Why They Live will never die

The election of Donald Trump to the presidency has lead to a cottage industry of think pieces evaluating science fiction and horror films anew for “the Trump era.” It’s the gift that keeps on giving, as the ideological lines and power structures people have been noting and satirizing for decades proceeded apace to create the monster that is a Trump presidency, so there is a seemingly bottomless pit of these pop culture artifacts to reevaluate. There’s something comforting about thinking the clues to our current clusterfuck all laid dormant in our pop culture for so long. If only we’d heeded the warnings of 1984, all of this could’ve been avoided!
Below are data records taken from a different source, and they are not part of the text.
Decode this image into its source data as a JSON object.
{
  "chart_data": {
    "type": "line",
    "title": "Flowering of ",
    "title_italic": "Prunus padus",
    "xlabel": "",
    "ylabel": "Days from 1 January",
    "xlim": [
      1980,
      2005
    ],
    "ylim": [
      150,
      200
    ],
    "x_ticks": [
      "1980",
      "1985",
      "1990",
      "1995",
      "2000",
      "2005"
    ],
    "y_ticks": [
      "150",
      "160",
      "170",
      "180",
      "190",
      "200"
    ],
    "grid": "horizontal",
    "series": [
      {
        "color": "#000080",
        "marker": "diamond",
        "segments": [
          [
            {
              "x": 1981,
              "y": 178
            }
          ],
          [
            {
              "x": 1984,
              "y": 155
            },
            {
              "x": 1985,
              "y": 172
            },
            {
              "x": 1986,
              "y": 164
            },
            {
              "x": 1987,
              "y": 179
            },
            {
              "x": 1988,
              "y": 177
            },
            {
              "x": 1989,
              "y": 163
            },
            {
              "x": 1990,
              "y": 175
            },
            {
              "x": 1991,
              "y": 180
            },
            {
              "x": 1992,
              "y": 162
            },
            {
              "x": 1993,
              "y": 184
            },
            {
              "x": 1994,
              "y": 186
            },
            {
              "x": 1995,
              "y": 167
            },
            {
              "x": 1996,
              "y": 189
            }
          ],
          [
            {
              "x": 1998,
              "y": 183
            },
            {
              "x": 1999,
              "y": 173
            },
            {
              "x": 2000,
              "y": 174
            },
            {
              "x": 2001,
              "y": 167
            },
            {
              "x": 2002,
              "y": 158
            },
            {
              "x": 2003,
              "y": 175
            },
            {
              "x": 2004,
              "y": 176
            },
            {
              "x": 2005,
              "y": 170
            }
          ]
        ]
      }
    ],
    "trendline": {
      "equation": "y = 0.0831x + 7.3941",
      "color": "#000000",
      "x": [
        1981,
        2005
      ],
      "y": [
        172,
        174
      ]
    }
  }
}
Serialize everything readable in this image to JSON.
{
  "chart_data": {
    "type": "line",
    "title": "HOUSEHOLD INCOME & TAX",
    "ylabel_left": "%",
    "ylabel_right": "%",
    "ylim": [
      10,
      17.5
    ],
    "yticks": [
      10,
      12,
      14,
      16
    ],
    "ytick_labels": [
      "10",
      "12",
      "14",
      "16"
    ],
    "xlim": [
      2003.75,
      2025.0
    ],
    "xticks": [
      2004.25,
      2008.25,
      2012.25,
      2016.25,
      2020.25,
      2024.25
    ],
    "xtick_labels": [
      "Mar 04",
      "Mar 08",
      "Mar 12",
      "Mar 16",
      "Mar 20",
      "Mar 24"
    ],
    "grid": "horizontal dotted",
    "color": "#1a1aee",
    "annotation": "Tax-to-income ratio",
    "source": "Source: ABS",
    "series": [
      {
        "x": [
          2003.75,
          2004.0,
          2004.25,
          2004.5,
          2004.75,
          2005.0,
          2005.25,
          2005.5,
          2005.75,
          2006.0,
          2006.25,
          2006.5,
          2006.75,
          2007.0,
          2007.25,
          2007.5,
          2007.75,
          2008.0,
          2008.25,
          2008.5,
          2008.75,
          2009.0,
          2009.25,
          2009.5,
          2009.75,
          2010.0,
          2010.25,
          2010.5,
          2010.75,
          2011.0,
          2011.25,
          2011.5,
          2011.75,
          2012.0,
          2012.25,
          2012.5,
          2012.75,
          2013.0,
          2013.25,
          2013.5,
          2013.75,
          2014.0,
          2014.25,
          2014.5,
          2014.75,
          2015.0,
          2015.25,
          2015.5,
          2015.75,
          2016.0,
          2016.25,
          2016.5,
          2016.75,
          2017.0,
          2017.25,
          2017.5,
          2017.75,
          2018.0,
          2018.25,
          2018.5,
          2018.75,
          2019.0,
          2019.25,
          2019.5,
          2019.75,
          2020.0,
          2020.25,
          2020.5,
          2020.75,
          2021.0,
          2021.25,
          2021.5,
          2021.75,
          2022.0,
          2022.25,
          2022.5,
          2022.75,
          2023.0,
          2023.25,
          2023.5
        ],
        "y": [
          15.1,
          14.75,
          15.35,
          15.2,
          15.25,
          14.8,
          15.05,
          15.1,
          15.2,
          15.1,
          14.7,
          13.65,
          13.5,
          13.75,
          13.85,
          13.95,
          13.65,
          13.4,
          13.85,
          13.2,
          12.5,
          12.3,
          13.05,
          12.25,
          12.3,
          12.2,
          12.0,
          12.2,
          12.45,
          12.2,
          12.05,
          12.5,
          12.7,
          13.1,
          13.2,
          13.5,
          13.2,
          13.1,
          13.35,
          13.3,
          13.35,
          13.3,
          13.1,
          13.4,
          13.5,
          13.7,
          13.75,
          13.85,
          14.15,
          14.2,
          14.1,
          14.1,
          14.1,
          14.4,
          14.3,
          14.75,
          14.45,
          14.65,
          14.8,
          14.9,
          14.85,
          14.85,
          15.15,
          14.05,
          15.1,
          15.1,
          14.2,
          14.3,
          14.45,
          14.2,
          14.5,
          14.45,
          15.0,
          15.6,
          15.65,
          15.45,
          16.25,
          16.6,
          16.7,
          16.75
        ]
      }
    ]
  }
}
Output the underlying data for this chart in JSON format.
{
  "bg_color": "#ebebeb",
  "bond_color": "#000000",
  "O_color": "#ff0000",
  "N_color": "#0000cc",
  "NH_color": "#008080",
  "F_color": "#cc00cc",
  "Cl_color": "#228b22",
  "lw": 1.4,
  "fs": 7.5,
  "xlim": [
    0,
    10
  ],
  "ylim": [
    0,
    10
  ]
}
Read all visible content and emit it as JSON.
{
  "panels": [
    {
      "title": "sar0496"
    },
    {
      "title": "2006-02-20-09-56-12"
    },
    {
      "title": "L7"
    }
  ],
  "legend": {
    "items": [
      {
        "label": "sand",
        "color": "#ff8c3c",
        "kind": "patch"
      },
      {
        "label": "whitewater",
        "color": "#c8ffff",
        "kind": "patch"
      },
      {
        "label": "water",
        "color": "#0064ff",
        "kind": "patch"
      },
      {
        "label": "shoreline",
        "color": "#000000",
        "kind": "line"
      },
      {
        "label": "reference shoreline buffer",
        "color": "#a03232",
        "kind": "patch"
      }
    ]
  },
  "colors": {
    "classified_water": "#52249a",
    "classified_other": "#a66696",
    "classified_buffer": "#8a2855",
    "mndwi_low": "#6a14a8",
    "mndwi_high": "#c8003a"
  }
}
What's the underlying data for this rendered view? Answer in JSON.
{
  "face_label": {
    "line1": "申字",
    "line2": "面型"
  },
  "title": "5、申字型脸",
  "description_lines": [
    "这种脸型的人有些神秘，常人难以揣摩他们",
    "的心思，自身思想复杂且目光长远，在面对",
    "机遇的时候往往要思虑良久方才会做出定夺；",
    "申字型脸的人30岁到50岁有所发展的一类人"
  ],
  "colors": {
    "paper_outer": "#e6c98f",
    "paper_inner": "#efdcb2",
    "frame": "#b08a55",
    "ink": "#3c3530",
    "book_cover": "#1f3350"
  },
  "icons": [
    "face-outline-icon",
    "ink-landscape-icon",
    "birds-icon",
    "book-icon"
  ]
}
Still, John Carpenter’s They Live is a uniquely resonant political statement today, as blunt and powerful as an atomic drop from star Rowdy Roddy Piper. A new video essay combines clips from the movies, archival interviews with Carpenter, analysis from philosopher Slavoj Žižek, and clips of news broadcasts from the intervening years to show how the economic forces that inspired the movie have only gathered strength, reinforcing the film’s power.


It’s hard not to look at the gathering of champagne-clinking global elites in the movie as today’s TED Talk-attending “thinkfluencers” and Bilderberg Group decision makers. The cartoonishness of Carpenter’s vision lends it an evergreen relevance, as applicable to flat-earth truthers as it is to, well, anyone who doesn’t eagerly kowtow to the American economic system. The essay even sets up a framework to justify that massive, brutal fight scene in the middle of the film, aside from the fact that watching Rowdy Roddy Piper and Keith David kick the shit out of each other for 10 minutes is inherently awesome.